Bündnis 90/Die Grünen kämpfen für den Atomausstieg – auch in Gorleben: Mit den Worten "Der Castor kommt – wir auch!" kündigte die Partei ihre Beteiligung an den Demonstrationen im niedersächsischen Wendland an. Ein Zug mit Atommüll soll in den kommenden Tagen in Gorleben ankommen.
Der Castor-Zug soll Medienangaben zufolge am Freitagabend, 10. November, in der französischen Wiederaufbereitungsanlage La Hague starten und am Samstag in Rheinland-Pfalz die deutsche Grenze passieren. Der Atommüll, der ursprünglich aus deutschen Kernkraftwerken stammt, wird nach Ansicht von Atomkraftgegnern frühestens am Sonntag das Wendland erreichen.
"Unheilige Allianz aus CDU/CSU und Atomlobby"
"Lasst uns im Wendland gemeinsam ein Zeichen für den Atomausstieg und gegen die Atomlobby setzen", appellieren die Grünen zur Teilnahme an den Protesten und fordern: "Die Genehmigung und Inbetriebnahme eines Endlagers für radioaktiven Müll bedarf eines systematischen, vorurteilsfreien und wissenschaftlichen Eignungsvergleichs mehrerer Standorte mit intensiver Bürgerbeteiligung."
Der grüne Protest gegen den Castor ist ein weiterer Schritt im Engagement der Partei gegen Atomkraft und für nachhaltige, sichere und klimaverträgliche Energien. Die Grünen kritisieren die Politik der Großen Koalition aufs Schärfste: "Seit Monaten versucht eine unheilige Allianz aus Atomwirtschaft und CDU/CSU systematisch, den Boden für einen Ausstieg aus dem Ausstieg und für den Neubau von Atomkraftwerken zu bereiten".

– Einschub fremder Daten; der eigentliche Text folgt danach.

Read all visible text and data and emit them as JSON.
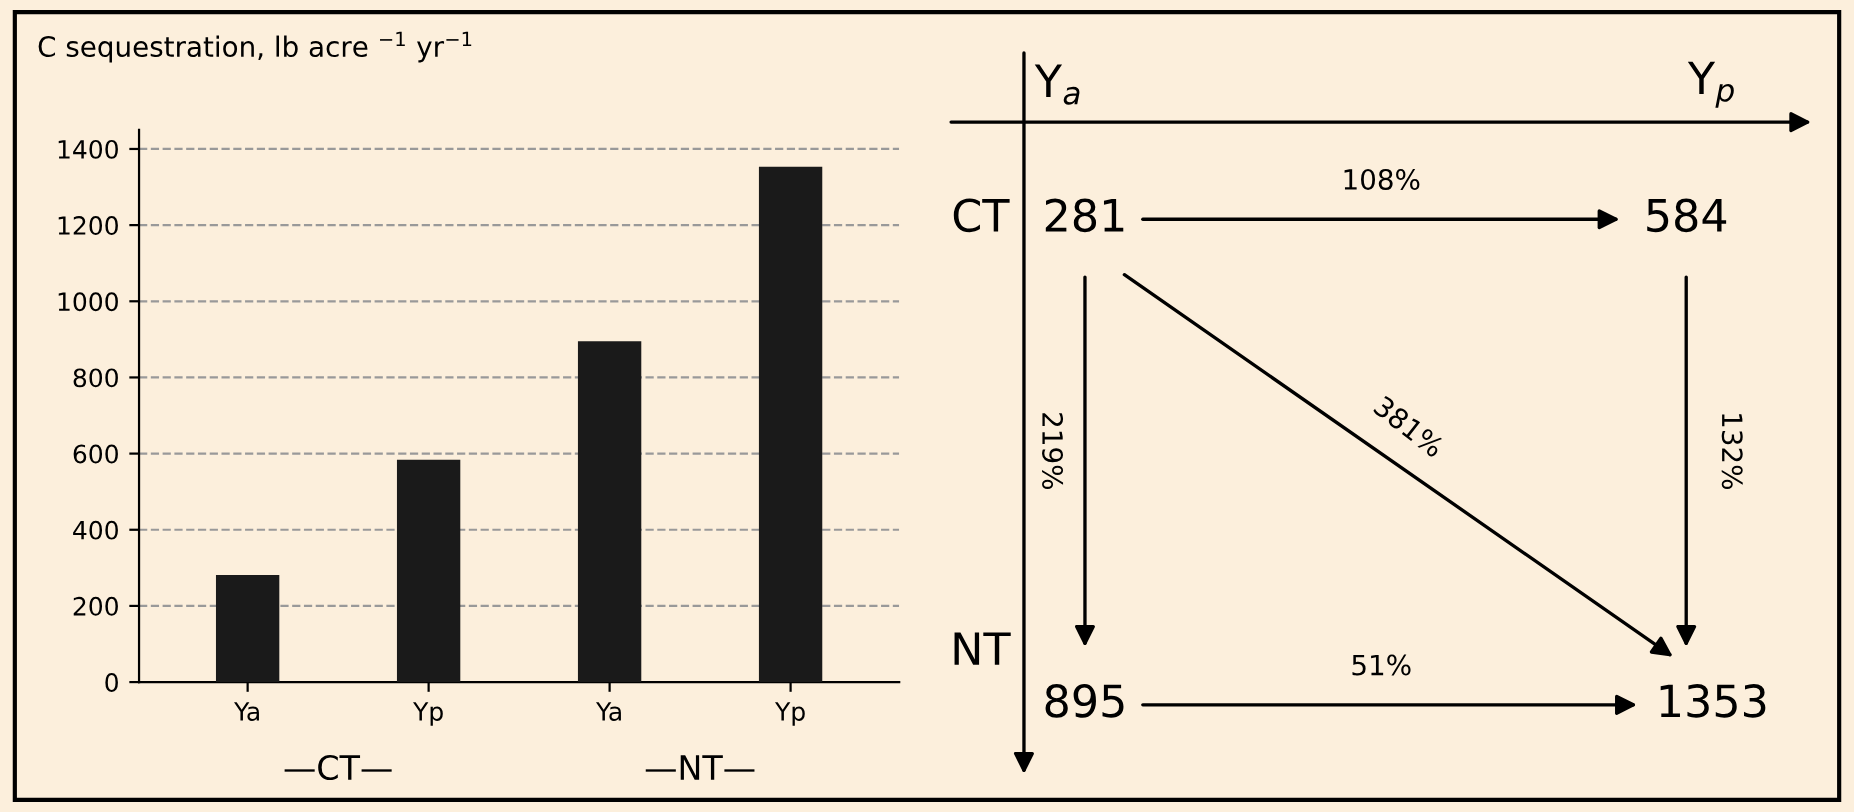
{
  "chart_data": [
    {
      "type": "bar",
      "title": "C sequestration, lb acre $^{−1}$ yr$^{−1}$",
      "categories": [
        "Ya",
        "Yp",
        "Ya",
        "Yp"
      ],
      "values": [
        281,
        584,
        895,
        1353
      ],
      "color": "#1a1a1a",
      "ylim": [
        0,
        1450
      ],
      "yticks": [
        0,
        200,
        400,
        600,
        800,
        1000,
        1200,
        1400
      ],
      "grid": "y",
      "annotations": [
        "—CT—",
        "—NT—"
      ]
    },
    {
      "type": "other",
      "annotations": [
        "Y$_{a}$",
        "Y$_{p}$",
        "CT",
        "NT",
        "281",
        "584",
        "895",
        "1353",
        "108%",
        "219%",
        "381%",
        "132%",
        "51%"
      ]
    }
  ]
}
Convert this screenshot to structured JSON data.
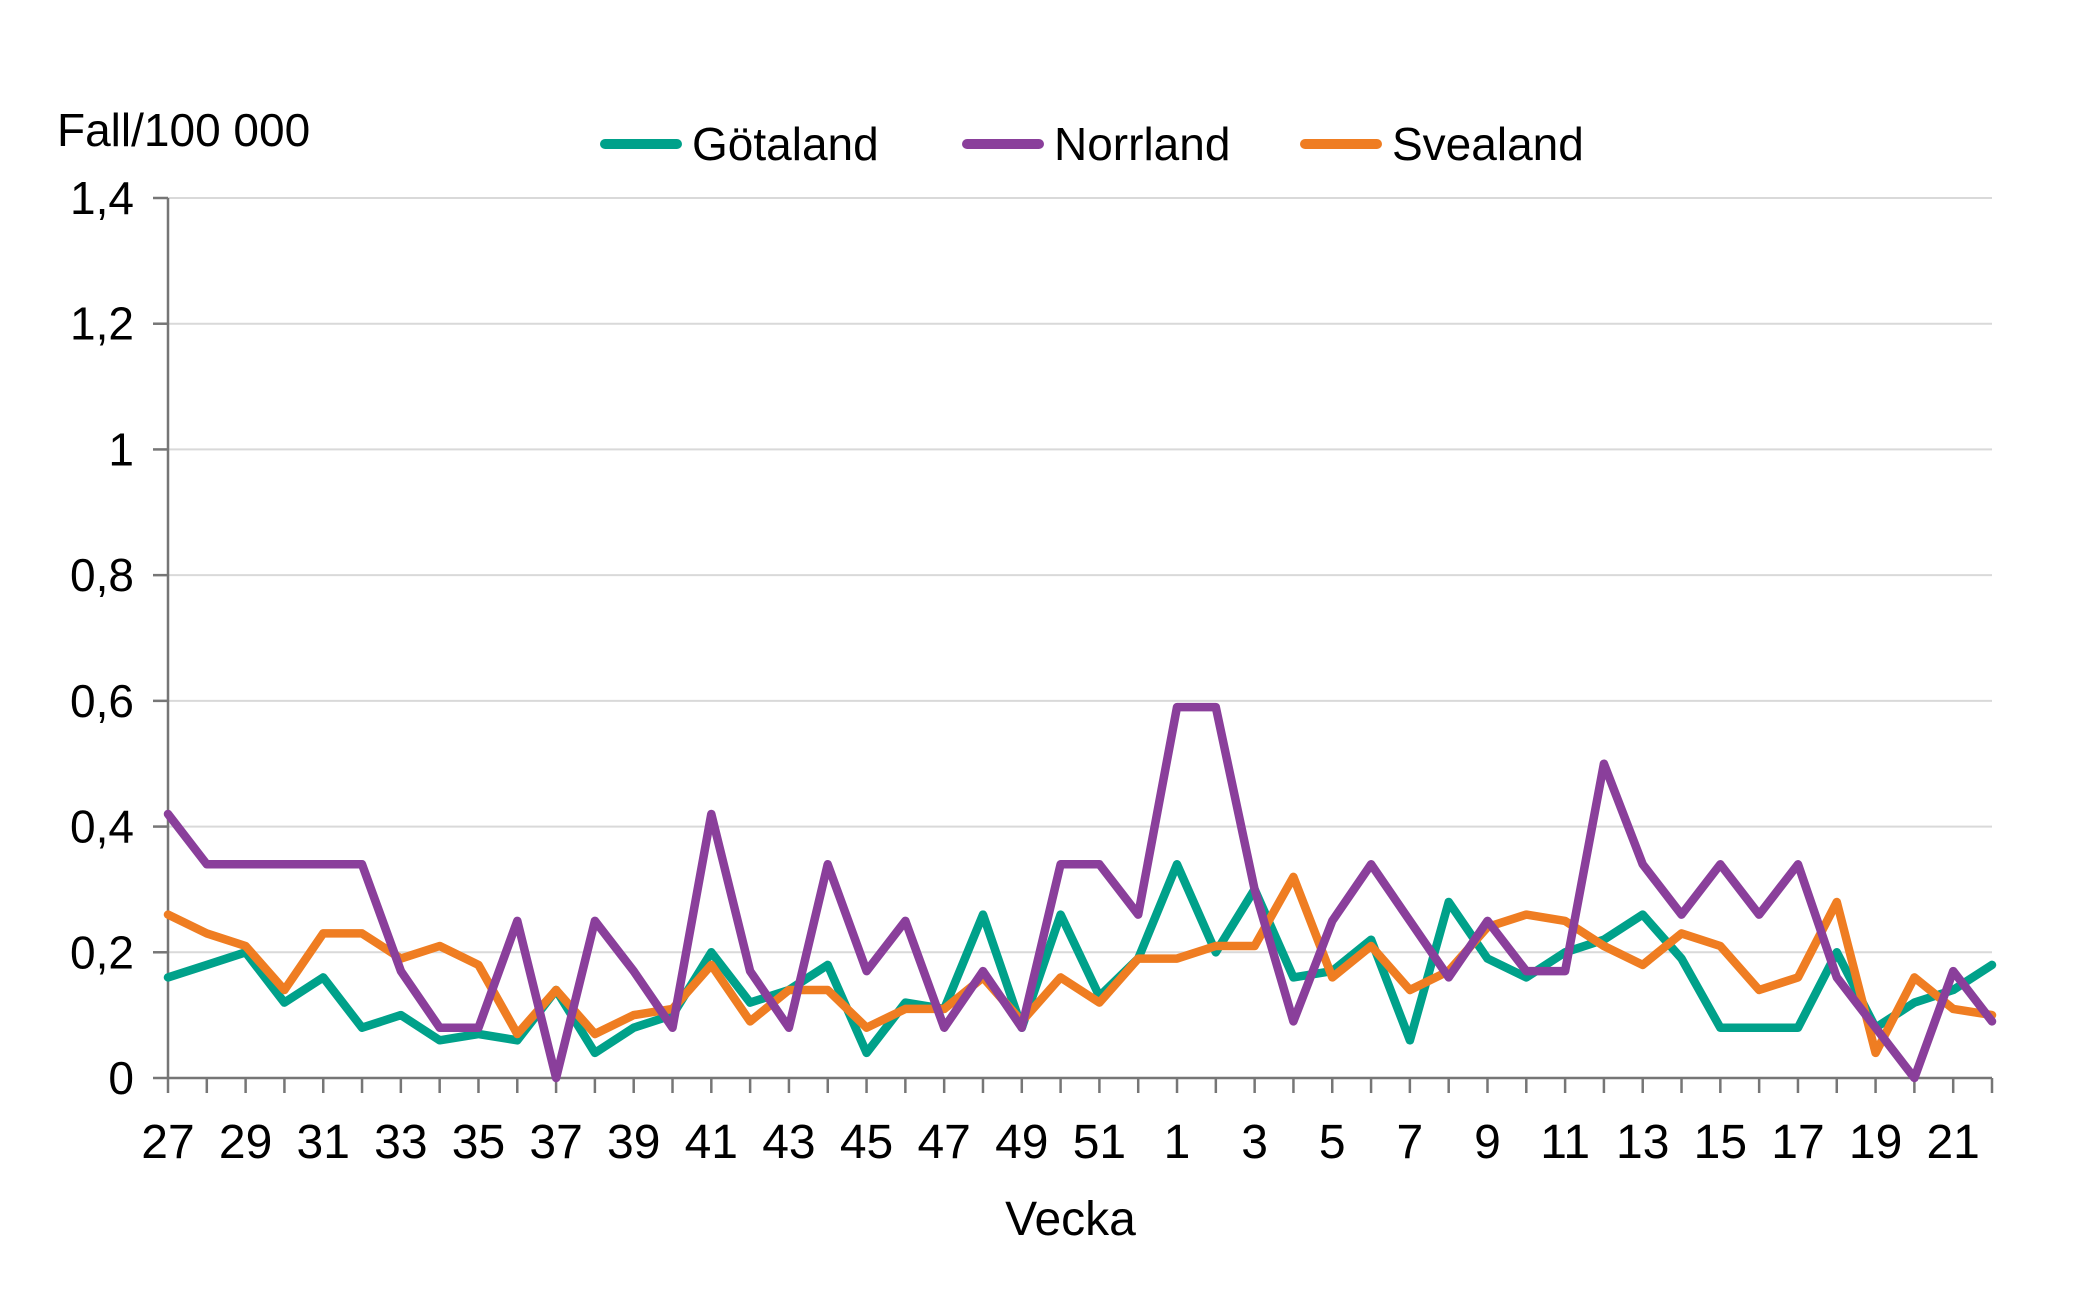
{
  "title": "Fall/100 000",
  "xlabel": "Vecka",
  "style": {
    "axis_line_color": "#767676",
    "grid_color": "#d9d9d9",
    "text_color": "#000000",
    "background": "#ffffff"
  },
  "chart_data": {
    "type": "line",
    "title": "Fall/100 000",
    "xlabel": "Vecka",
    "ylabel": "Fall/100 000",
    "ylim": [
      0,
      1.4
    ],
    "ytick_step": 0.2,
    "ytick_labels": [
      "0",
      "0,2",
      "0,4",
      "0,6",
      "0,8",
      "1",
      "1,2",
      "1,4"
    ],
    "grid": "horizontal",
    "legend_position": "top",
    "categories": [
      "27",
      "28",
      "29",
      "30",
      "31",
      "32",
      "33",
      "34",
      "35",
      "36",
      "37",
      "38",
      "39",
      "40",
      "41",
      "42",
      "43",
      "44",
      "45",
      "46",
      "47",
      "48",
      "49",
      "50",
      "51",
      "52",
      "1",
      "2",
      "3",
      "4",
      "5",
      "6",
      "7",
      "8",
      "9",
      "10",
      "11",
      "12",
      "13",
      "14",
      "15",
      "16",
      "17",
      "18",
      "19",
      "20",
      "21",
      "22"
    ],
    "xtick_labels_shown": [
      "27",
      "29",
      "31",
      "33",
      "35",
      "37",
      "39",
      "41",
      "43",
      "45",
      "47",
      "49",
      "51",
      "1",
      "3",
      "5",
      "7",
      "9",
      "11",
      "13",
      "15",
      "17",
      "19",
      "21"
    ],
    "series": [
      {
        "name": "Götaland",
        "color": "#00a18a",
        "values": [
          0.16,
          0.18,
          0.2,
          0.12,
          0.16,
          0.08,
          0.1,
          0.06,
          0.07,
          0.06,
          0.14,
          0.04,
          0.08,
          0.1,
          0.2,
          0.12,
          0.14,
          0.18,
          0.04,
          0.12,
          0.11,
          0.26,
          0.08,
          0.26,
          0.13,
          0.19,
          0.34,
          0.2,
          0.3,
          0.16,
          0.17,
          0.22,
          0.06,
          0.28,
          0.19,
          0.16,
          0.2,
          0.22,
          0.26,
          0.19,
          0.08,
          0.08,
          0.08,
          0.2,
          0.08,
          0.12,
          0.14,
          0.18
        ]
      },
      {
        "name": "Norrland",
        "color": "#8a3f9b",
        "values": [
          0.42,
          0.34,
          0.34,
          0.34,
          0.34,
          0.34,
          0.17,
          0.08,
          0.08,
          0.25,
          0.0,
          0.25,
          0.17,
          0.08,
          0.42,
          0.17,
          0.08,
          0.34,
          0.17,
          0.25,
          0.08,
          0.17,
          0.08,
          0.34,
          0.34,
          0.26,
          0.59,
          0.59,
          0.3,
          0.09,
          0.25,
          0.34,
          0.25,
          0.16,
          0.25,
          0.17,
          0.17,
          0.5,
          0.34,
          0.26,
          0.34,
          0.26,
          0.34,
          0.16,
          0.08,
          0.0,
          0.17,
          0.09
        ]
      },
      {
        "name": "Svealand",
        "color": "#ef7d22",
        "values": [
          0.26,
          0.23,
          0.21,
          0.14,
          0.23,
          0.23,
          0.19,
          0.21,
          0.18,
          0.07,
          0.14,
          0.07,
          0.1,
          0.11,
          0.18,
          0.09,
          0.14,
          0.14,
          0.08,
          0.11,
          0.11,
          0.16,
          0.09,
          0.16,
          0.12,
          0.19,
          0.19,
          0.21,
          0.21,
          0.32,
          0.16,
          0.21,
          0.14,
          0.17,
          0.24,
          0.26,
          0.25,
          0.21,
          0.18,
          0.23,
          0.21,
          0.14,
          0.16,
          0.28,
          0.04,
          0.16,
          0.11,
          0.1
        ]
      }
    ]
  }
}
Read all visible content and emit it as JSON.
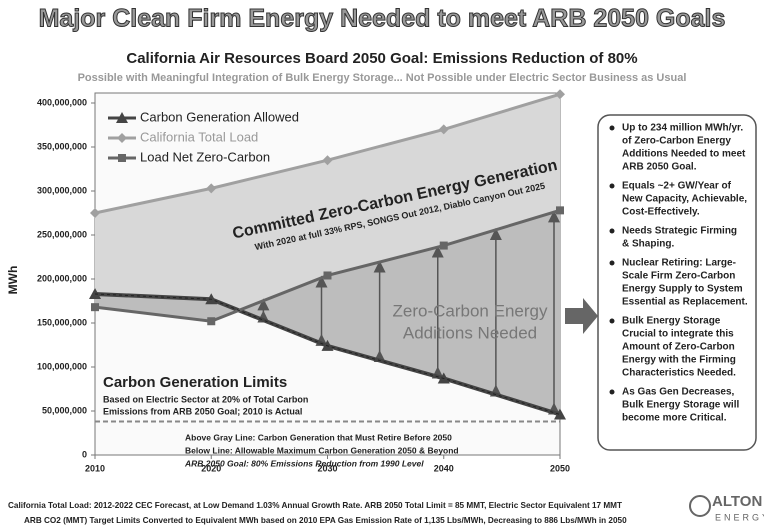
{
  "chart_data": {
    "type": "line",
    "title": "Major Clean Firm Energy Needed to meet ARB 2050 Goals",
    "subtitle": "California Air Resources Board 2050 Goal: Emissions Reduction of 80%",
    "tagline": "Possible with Meaningful Integration of Bulk Energy Storage... Not Possible under Electric Sector Business as Usual",
    "y_label": "MWh",
    "x": [
      2010,
      2020,
      2030,
      2040,
      2050
    ],
    "series": [
      {
        "name": "Carbon Generation Allowed",
        "color": "#444444",
        "values": [
          183000000,
          177000000,
          124000000,
          87000000,
          46000000
        ]
      },
      {
        "name": "California Total Load",
        "color": "#a0a0a0",
        "values": [
          275000000,
          303000000,
          335000000,
          370000000,
          410000000
        ]
      },
      {
        "name": "Load Net Zero-Carbon",
        "color": "#666666",
        "values": [
          168000000,
          152000000,
          204000000,
          238000000,
          278000000
        ]
      }
    ],
    "gray_line": 38000000,
    "xlim": [
      2010,
      2050
    ],
    "xticks": [
      2010,
      2020,
      2030,
      2040,
      2050
    ],
    "ylim": [
      0,
      400000000
    ],
    "yticks": [
      0,
      {
        "value": 50000000,
        "label": "50,000,000"
      },
      {
        "value": 100000000,
        "label": "100,000,000"
      },
      {
        "value": 150000000,
        "label": "150,000,000"
      },
      {
        "value": 200000000,
        "label": "200,000,000"
      },
      {
        "value": 250000000,
        "label": "250,000,000"
      },
      {
        "value": 300000000,
        "label": "300,000,000"
      },
      {
        "value": 350000000,
        "label": "350,000,000"
      },
      {
        "value": 400000000,
        "label": "400,000,000"
      }
    ],
    "annotations": {
      "committed": "Committed Zero-Carbon Energy Generation",
      "committed_note": "With 2020 at full 33% RPS, SONGS Out 2012, Diablo Canyon Out 2025",
      "additions": [
        "Zero-Carbon Energy",
        "Additions Needed"
      ],
      "limits": "Carbon Generation Limits",
      "limits_note": [
        "Based on Electric Sector at 20% of Total Carbon",
        "Emissions from ARB 2050 Goal; 2010 is Actual"
      ],
      "gray_line_notes": [
        "Above Gray Line: Carbon Generation that Must Retire Before 2050",
        "Below Line: Allowable Maximum Carbon Generation 2050 & Beyond",
        "ARB 2050 Goal: 80% Emissions Reduction from 1990 Level"
      ]
    },
    "bullets": [
      [
        "Up to 234 million MWh/yr.",
        "of Zero-Carbon Energy",
        "Additions Needed to meet",
        "ARB 2050 Goal."
      ],
      [
        "Equals ~2+ GW/Year of",
        "New Capacity, Achievable,",
        "Cost-Effectively."
      ],
      [
        "Needs Strategic Firming",
        "& Shaping."
      ],
      [
        "Nuclear Retiring: Large-",
        "Scale Firm Zero-Carbon",
        "Energy Supply to System",
        "Essential as Replacement."
      ],
      [
        "Bulk Energy Storage",
        "Crucial to integrate this",
        "Amount of Zero-Carbon",
        "Energy with the Firming",
        "Characteristics Needed."
      ],
      [
        "As Gas Gen Decreases,",
        "Bulk Energy Storage will",
        "become more Critical."
      ]
    ],
    "footnotes": [
      "California Total Load: 2012-2022 CEC Forecast, at Low Demand 1.03% Annual Growth Rate. ARB 2050 Total Limit = 85 MMT, Electric Sector Equivalent 17 MMT",
      "ARB CO2 (MMT) Target Limits Converted to Equivalent MWh based on 2010 EPA Gas Emission Rate of 1,135 Lbs/MWh, Decreasing to 886 Lbs/MWh in 2050"
    ],
    "logo": [
      "ALTON",
      "ENERGY"
    ]
  }
}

Der grüne Aufruf zur Unterstützung der Gorleben-Proteste im Wortlaut:
Der Castor kommt – wir auch!
Seit Monaten versucht eine unheilige Allianz aus Atomwirtschaft und CDU/CSU systematisch, den Boden für einen Ausstieg aus dem Ausstieg und für den Neubau von Atomkraftwerken zu bereiten. Auf die Provokation von RWE, eine Laufzeitverlängerung für das störanfälligste Atomkraftwerk Biblis A zu beantragen, hat die Umweltbewegung bereits mit der machtvollen Stromwechselkampagne "Atomausstieg selber machen" reagiert, die wir GRÜNE intensiv unterstützen.
Wir wollen bei den diesjährigen Castor-Protesten im Wendland ein Zeichen für den Ausstieg aus der Plutoniumwirtschaft und gegen eine unverantwortliche Endlager-Politik setzen. Die Genehmigung und Inbetriebnahme eines Endlagers für radioaktiven Müll bedarf eines systematischen, vorurteilsfreien und wissenschaftlichen Eignungsvergleichs mehrerer Standorte mit intensiver Bürgerbeteiligung. Jede Vorfestlegung auf Gorleben trifft auf unseren Widerstand.
Wir rufen deshalb bundesweit dazu auf, die Proteste gegen den Castor-Transport 2006 zu unterstützen:
Castortransporte stoppen – Atompolitik endlagern!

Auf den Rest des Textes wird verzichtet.